Without immunosuppressive drugs to keep kidney transplants from being rejected, many patients find themselves right back where they started: in need of a kidney. This circular cycle of care is costing taxpayers a lot of money and putting thousands of lives on the line.
As Congressman Camp says, “With the severe shortage of organs and continued growth in the transplant waiting list, it does not make sense to risk organ rejection due to a lack of access to immunosuppressive medications. Maintaining Medicare coverage of immunosuppressive medications would be far less costly than resuming payment for kidney dialysis or from incurring the cost of re-transplant.”
That is why AAKP has been encouraging Members of Congress to co-sponsor H.R. 2051.
Other bills:
Legislation has also been proposed for other purposes related to ESRD. H.R. 1298 and H.R. 4927 have been introduced to ensure that the ESRD program keeps pace with the rest of Medicare. Called the Kidney Care Quality and Improvement Act of 2005, H.R. 4927 would expand patient education to those at risk for kidney disease to help them better manage their health, and it would create a quality outcomes-based pilot project – ideas that AAKP supports. The bill would also provide an annual update framework for the composite rate – an update mechanism that would allow payment rates to keep pace with technology and cost changes.

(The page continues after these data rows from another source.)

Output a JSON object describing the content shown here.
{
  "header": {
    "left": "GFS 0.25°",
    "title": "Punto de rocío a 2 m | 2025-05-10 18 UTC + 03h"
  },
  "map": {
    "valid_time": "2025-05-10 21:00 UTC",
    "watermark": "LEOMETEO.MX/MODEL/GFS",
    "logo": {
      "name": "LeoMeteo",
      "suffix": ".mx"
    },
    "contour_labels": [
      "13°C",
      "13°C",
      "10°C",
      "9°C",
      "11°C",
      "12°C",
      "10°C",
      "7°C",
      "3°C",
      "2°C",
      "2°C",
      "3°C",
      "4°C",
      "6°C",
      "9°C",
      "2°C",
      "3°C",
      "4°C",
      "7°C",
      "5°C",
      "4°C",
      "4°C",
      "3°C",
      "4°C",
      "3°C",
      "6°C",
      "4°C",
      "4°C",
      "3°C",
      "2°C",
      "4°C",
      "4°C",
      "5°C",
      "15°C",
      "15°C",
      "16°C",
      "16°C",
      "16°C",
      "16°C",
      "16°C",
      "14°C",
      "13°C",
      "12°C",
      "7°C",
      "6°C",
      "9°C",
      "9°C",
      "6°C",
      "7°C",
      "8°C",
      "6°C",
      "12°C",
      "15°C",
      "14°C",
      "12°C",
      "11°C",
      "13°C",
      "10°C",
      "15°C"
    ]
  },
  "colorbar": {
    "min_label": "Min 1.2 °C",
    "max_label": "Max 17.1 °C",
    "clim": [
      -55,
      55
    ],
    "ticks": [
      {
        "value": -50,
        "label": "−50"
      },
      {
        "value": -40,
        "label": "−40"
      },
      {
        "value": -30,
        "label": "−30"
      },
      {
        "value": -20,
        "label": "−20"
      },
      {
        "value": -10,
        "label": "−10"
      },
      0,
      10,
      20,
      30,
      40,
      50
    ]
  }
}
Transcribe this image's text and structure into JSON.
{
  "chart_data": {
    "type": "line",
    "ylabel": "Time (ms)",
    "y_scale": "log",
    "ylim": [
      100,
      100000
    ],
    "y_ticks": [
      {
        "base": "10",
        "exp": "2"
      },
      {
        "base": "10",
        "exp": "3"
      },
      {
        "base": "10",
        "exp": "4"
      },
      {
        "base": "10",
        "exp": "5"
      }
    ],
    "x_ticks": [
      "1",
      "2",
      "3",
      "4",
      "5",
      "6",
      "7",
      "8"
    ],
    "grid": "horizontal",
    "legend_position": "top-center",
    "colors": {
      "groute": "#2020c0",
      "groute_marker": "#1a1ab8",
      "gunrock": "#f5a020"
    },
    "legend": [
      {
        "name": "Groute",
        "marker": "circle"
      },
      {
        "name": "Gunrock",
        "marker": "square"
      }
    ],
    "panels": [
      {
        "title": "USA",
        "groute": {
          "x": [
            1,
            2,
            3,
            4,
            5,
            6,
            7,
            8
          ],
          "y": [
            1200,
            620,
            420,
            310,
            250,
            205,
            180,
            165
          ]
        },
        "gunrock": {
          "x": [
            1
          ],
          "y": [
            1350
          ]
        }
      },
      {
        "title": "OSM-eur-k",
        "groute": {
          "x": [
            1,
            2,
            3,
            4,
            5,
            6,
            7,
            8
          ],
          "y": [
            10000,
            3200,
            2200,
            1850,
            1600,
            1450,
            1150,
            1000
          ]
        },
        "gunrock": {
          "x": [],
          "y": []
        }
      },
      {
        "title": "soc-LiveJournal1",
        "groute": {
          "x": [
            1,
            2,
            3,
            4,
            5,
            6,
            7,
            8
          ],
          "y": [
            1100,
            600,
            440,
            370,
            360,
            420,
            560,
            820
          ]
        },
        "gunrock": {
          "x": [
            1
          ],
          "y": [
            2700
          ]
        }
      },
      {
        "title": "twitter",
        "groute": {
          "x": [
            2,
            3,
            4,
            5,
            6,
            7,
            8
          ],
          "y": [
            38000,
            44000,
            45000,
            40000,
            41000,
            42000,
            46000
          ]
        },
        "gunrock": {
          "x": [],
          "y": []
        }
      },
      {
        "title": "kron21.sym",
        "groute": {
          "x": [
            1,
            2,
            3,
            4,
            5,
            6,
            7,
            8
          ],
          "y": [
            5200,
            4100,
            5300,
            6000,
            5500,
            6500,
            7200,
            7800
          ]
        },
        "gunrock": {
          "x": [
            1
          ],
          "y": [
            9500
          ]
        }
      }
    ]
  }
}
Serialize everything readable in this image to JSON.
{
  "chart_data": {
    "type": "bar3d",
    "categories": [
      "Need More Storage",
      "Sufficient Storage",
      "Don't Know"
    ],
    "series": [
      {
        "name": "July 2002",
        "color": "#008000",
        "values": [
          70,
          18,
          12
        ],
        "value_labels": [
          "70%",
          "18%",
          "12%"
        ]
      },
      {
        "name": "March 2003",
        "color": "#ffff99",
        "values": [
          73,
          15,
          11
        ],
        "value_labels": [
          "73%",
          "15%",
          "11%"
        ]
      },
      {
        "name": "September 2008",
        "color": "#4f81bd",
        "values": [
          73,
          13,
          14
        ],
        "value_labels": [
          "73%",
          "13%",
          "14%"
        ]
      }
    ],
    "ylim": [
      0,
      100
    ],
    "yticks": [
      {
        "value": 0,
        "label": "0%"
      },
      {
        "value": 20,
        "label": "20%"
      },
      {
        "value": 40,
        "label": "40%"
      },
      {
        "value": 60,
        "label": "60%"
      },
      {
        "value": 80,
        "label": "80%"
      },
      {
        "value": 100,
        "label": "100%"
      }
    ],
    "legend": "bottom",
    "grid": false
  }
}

Other proposed bills would give tax credits to individuals who donate life-saving organs; provide Medicare coverage for kidney education services; and extend the Family and Medical Leave Act to those making a living organ donation.
The New Congress in 2007
The 109th Congress saw no shortage of good ideas to improve kidney care services. But unfortunately none of the bills made it out of committee.
But the bills in 2006 did set the stage for possible action by the newly elected Congress in 2007. All the proposed bills died with the adjournment of Congress at the end of 2006 and will need to be reintroduced in the new 110th Congress beginning this month. Many of the bills have bipartisan support and lay the groundwork for possible action this year. AAKP will be working very hard to see to it that our priorities of quality improvement, home dialysis, immunosuppressive drugs, and organ donations are reflected in any bill that gets passed.
John A. Schall, MPP, is the vice president at Jefferson Government Relations.